Сергунька после убийства Базилевских зимами жил дома. Он вырос, вытянулся, ему уже было четырнадцать лет. С наступлением весны и лета он уходил с Калинычем в степи: ходили от села к селу, от деревни к деревне, от хутора к хутору и пели под тихий рокот бандуры — слепой Калиныч теплым старческим голосом, Сергунька — глубоким чистым альтом. Получалось сильно, очень скорбно, веяло древностью, точно седые ковыли стлались: слушать их собирались целыми толпами. Сергунька уже знал почти все думы. И, когда похоронили пожелтевшего, вытянувшегося в гробу прадеда, еще крепче, еще теснее привязался к Калинычу.

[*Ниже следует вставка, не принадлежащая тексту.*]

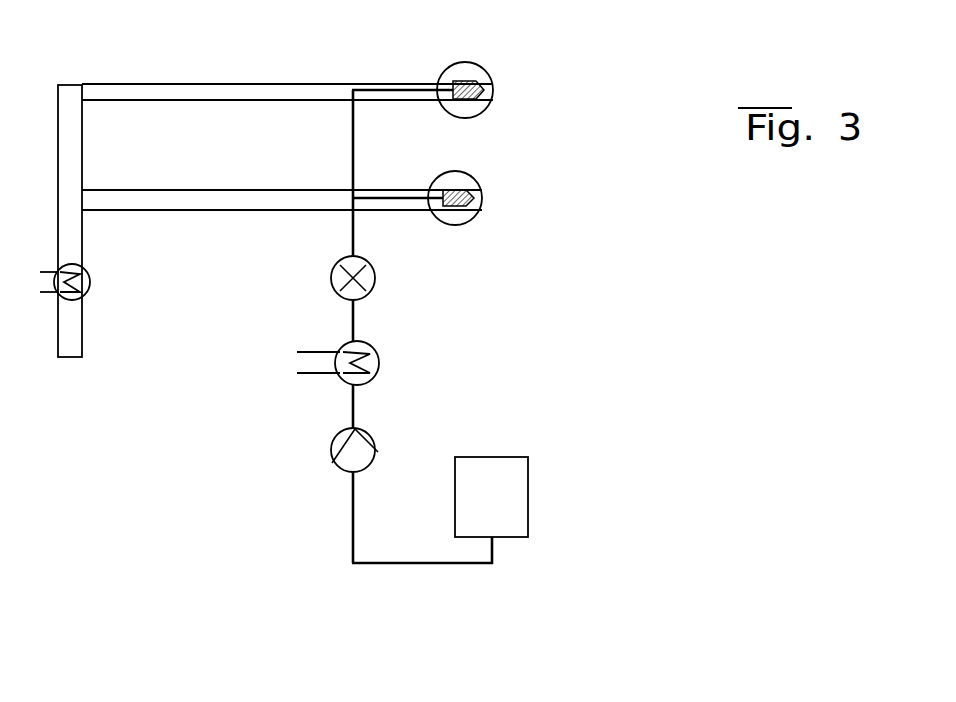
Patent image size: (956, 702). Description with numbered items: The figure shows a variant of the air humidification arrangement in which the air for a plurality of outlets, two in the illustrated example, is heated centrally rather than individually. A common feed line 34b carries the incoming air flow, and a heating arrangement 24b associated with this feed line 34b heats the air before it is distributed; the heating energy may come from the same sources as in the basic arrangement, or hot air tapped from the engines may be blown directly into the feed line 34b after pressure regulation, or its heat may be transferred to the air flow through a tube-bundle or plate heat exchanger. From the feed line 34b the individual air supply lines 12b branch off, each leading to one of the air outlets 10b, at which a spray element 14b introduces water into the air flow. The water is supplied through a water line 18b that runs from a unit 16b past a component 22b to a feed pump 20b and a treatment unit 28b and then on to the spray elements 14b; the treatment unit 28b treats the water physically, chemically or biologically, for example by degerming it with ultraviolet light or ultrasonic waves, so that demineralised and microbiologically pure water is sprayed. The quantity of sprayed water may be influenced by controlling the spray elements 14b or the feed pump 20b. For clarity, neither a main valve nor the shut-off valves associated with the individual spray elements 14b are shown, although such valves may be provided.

The air outlet 10b is at (462, 72).
The air supply line 12b is at (258, 90).
The spray element 14b is at (479, 90).
The reservoir / control unit 16b is at (530, 497).
The water line 18b is at (357, 337).
The feed pump 20b is at (375, 452).
The heat exchanger 22b is at (380, 363).
The heating arrangement 24b is at (90, 284).
The treatment unit 28b is at (377, 280).
The feed line 34b is at (86, 152).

Бродячая жизнь волновала его волей, просторами и теми особыми мыслями, которые так легко приходили среди степей. Он испытывал необыкновенные чувства, когда в каком-нибудь селе, сидя на завалинке, на солнце, Калиныч трогал струны и запевал, а он с особой проникновенностью вступал своим голосом, словно хотел влить в каждое слово свое трепетное, гулко бьющееся сердце. Слова жили, вырастали, летели птицами, рисовали огромные картины:
Ей да на синему мopi,
на бiлому каменi,
там сидiв сокол ясен-бiлозiрець!..
Низенько голову склоняє,
жалiбненько квилить-проквиляє,
на високе небо поглядає
що половина сонця-мiсяця похмарнила
та у тьму заступило…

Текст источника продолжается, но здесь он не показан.